Pastörizasyon Nasıl Yapılır?
Genel olarak, meyvelerde zararı olan bakterileri, küf ve maya mantarlarını önlemek için pastörizasyon yapılmaktadır. Meyveyle dolu kavanozlar kapatıldıktan sonra (sıkıca kapatılır) pastörize edilmek için, altına bez veya ızgara konulmuş derin bir tencereye ya da iyisinden otoklav bir kazanın içine, ağızları yukarıda olacak şekilde dizilirler. Üzerleri 4 ile 5 parmak arası geçene kadar suyla doldurulur ve ateş üzerinde kaynamaya bırakılır. Kap içerisindeki su kaynadığı zaman, saate bakılır ve zaman tespiti yapılı.

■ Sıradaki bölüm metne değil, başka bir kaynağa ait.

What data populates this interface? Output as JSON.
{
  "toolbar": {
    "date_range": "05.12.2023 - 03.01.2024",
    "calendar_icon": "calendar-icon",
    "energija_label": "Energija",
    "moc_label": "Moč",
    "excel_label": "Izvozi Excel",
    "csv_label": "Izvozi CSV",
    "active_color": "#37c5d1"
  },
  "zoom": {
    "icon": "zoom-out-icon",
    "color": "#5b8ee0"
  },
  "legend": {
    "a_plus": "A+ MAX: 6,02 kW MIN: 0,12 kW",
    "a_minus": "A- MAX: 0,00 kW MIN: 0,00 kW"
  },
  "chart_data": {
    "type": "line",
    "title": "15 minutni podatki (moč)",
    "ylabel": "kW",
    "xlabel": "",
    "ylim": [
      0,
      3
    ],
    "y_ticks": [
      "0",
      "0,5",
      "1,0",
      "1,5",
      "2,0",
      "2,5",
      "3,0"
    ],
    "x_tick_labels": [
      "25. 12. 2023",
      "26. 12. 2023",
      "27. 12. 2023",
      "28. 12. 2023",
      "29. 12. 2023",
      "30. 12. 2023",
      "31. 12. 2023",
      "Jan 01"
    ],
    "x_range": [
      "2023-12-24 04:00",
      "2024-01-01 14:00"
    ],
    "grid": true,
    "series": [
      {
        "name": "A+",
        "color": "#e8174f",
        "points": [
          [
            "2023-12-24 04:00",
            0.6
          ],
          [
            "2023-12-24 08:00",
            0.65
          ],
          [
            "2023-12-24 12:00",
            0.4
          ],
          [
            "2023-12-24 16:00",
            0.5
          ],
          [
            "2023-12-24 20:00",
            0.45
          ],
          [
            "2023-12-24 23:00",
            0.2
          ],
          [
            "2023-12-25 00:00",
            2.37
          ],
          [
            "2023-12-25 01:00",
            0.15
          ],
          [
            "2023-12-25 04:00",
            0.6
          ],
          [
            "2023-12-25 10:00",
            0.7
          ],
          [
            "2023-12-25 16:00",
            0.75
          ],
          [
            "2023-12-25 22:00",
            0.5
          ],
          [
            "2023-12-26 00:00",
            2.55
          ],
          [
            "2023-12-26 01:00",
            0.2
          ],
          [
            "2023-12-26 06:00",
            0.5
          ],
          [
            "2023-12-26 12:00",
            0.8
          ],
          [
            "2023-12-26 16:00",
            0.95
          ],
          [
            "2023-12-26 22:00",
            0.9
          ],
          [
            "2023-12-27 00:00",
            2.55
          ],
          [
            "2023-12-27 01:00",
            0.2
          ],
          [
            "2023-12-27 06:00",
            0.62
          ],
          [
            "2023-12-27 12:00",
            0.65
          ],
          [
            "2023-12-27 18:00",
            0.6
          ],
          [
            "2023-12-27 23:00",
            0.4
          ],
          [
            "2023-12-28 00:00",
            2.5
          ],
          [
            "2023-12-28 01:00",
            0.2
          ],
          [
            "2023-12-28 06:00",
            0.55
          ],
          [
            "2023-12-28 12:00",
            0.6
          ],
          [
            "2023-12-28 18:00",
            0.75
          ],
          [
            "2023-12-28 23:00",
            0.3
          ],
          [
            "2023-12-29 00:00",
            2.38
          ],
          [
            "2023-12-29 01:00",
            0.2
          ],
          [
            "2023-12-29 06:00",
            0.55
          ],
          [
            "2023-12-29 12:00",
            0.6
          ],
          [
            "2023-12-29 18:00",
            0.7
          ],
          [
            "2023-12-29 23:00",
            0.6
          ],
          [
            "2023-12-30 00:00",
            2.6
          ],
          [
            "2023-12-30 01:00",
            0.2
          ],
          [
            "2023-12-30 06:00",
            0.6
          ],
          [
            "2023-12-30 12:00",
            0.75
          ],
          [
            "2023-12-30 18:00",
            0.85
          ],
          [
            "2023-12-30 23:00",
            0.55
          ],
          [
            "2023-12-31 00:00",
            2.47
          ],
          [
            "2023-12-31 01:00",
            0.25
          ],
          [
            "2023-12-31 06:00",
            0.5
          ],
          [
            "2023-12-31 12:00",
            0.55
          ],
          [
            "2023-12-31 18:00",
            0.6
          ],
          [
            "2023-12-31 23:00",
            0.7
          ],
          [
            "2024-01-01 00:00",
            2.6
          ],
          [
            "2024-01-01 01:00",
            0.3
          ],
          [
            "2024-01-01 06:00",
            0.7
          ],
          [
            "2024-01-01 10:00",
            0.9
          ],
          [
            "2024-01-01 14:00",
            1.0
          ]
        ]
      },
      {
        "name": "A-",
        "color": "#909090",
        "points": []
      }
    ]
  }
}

Bu işlemin ardından ateş kısılır ve suyun kaynaması devam edecek şekilde en az 20-25 dk. Kaynatılarak pastörize edilir. Şayet kap içerisindeki suyun kaynatılması daha az bir sürede yapılırsa, bu durumda ısının, kavanozun soğuk noktasına yani ortasına ulaşması tam olmayacağı için ve pastörize esnasında zararlı bakterilerin tamamı ölmeyeceğinden, canlı kalanlar ileri bir zamanda çoğalır ve konserveyi bozarlar. Bundan dolayı pastörize yapılacak kaptaki suyun kaynama işlemi yavaş olarak ve hafif ateşte yapılmalıdır. Pastörizasyonun son aşamasında, kap ateşten alınır ve içerisindeki kaynar suyun bir miktarı dökülür. Şayet kavanozlar tel sepet içerisinde bulunuyorlarsa, sepetle beraber veya kuru bir bezle tutulur ve dışarıya çıkarılır.
Pastörize işlemi tamamlanan kavanozların soğutulma işlemleri, kuru bir yer üzerine aralıklı şekilde dizilerek yapılır. Çabuk soğumaları açısından üzerlerine soğuk su dökülmemeli ya da soğuk su içine konulmamalıdır. Başka bir deyişle, soğumaları kendi kendine olmalıdır. Aksi halde çatlayıp kırılmalarına neden olur. Diğer güne kadar iyice soğuyan kavanozlar, nemli ve temiz bir bezle silinip temizlenir, daha sonra kapaklarının iç tarafa doğru çökük olup olmadığı kontrol edilir. Şayet kapaklar içe doğru çökmüşlerse, kavanozların içinde iyi vakum sağlanmış demektir. Bu da, ilgili konservenin normal şekilde pastörize yapıldığını göstermektedir. Son olarak; kavanozlar rutubetsiz, güneş ışığı bulunmayan ve serin yerlerde muhafaza edilirler.